Gustavo Franco preferia chamar, simplesmente, de Capitalismo de Quadrilha.
Não se tratava meramente de intervencionismo estatal.
Boa parte do intervencionismo foi privada, exercida pela quadrilha de Lula.
Agora, damos um passo adiante na taxonomia da corrupção brasileira.
Em sua apresentação histórica, Deltan Dallagnol classificou precisamente aquilo que conheceremos como a Propinocracia.
Na regra de conversão da Propinocracia, 6 bilhões de reais em propinas no Petrolão viram 42 bilhões de reais em prejuízos para a sociedade.
A rigor, o Mensalão e o Petrolão marcaram apenas casos específicos de uma mesma Propinocracia.

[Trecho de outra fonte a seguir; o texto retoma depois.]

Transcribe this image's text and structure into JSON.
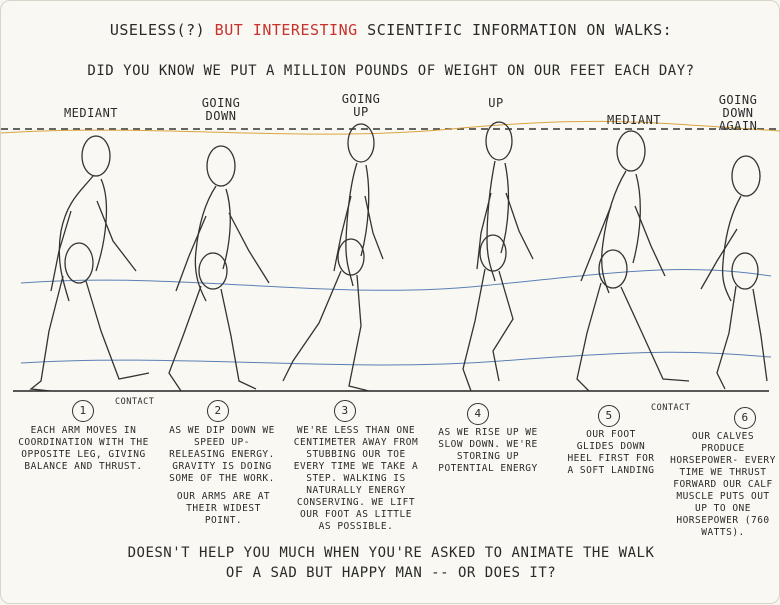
{
  "header": {
    "title_prefix": "USELESS(?)",
    "title_highlight": "BUT INTERESTING",
    "title_suffix": "SCIENTIFIC INFORMATION ON WALKS:",
    "question": "DID YOU KNOW WE PUT A MILLION POUNDS OF WEIGHT ON OUR FEET EACH DAY?"
  },
  "phases": [
    {
      "label": "MEDIANT"
    },
    {
      "label": "GOING DOWN"
    },
    {
      "label": "GOING UP"
    },
    {
      "label": "UP"
    },
    {
      "label": "MEDIANT"
    },
    {
      "label": "GOING DOWN AGAIN"
    }
  ],
  "contacts": [
    "CONTACT",
    "CONTACT"
  ],
  "notes": [
    {
      "num": "1",
      "text": "EACH ARM MOVES IN COORDINATION WITH THE OPPOSITE LEG, GIVING BALANCE AND THRUST."
    },
    {
      "num": "2",
      "text": "AS WE DIP DOWN WE SPEED UP- RELEASING ENERGY. GRAVITY IS DOING SOME OF THE WORK.",
      "text2": "OUR ARMS ARE AT THEIR WIDEST POINT."
    },
    {
      "num": "3",
      "text": "WE'RE LESS THAN ONE CENTIMETER AWAY FROM STUBBING OUR TOE EVERY TIME WE TAKE A STEP. WALKING IS NATURALLY ENERGY CONSERVING. WE LIFT OUR FOOT AS LITTLE AS POSSIBLE."
    },
    {
      "num": "4",
      "text": "AS WE RISE UP WE SLOW DOWN. WE'RE STORING UP POTENTIAL ENERGY"
    },
    {
      "num": "5",
      "text": "OUR FOOT GLIDES DOWN HEEL FIRST FOR A SOFT LANDING"
    },
    {
      "num": "6",
      "text": "OUR CALVES PRODUCE HORSEPOWER- EVERY TIME WE THRUST FORWARD OUR CALF MUSCLE PUTS OUT UP TO ONE HORSEPOWER (760 WATTS)."
    }
  ],
  "footer": {
    "line1": "DOESN'T HELP YOU MUCH WHEN YOU'RE ASKED TO ANIMATE THE WALK",
    "line2": "OF A SAD BUT HAPPY MAN -- OR DOES IT?"
  },
  "colors": {
    "title_highlight": "#c8312c",
    "ink": "#2a2a2a",
    "guide_blue": "#5b7fb6",
    "guide_orange": "#d9a441"
  }
}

Deltan demonstrou também que Lula foi o principal beneficiado, quase a ponto de não conseguirmos mais neutralizá-lo.
Ele se tornou politicamente forte, mantendo e ampliando sua base aliada.
Tornou-se economicamente forte, ganhando eleições sistematicamente.
Ao mesmo tempo, sucumbiu às tentações do enriquecimento pessoal ilícito.
Feito de propinas, quadrilhas ou compadrios, o capitalismo ainda é e sempre será capitalista - aí está sua capacidade de se reciclar, desafiando mesmo os comandantes máximos da corrupção.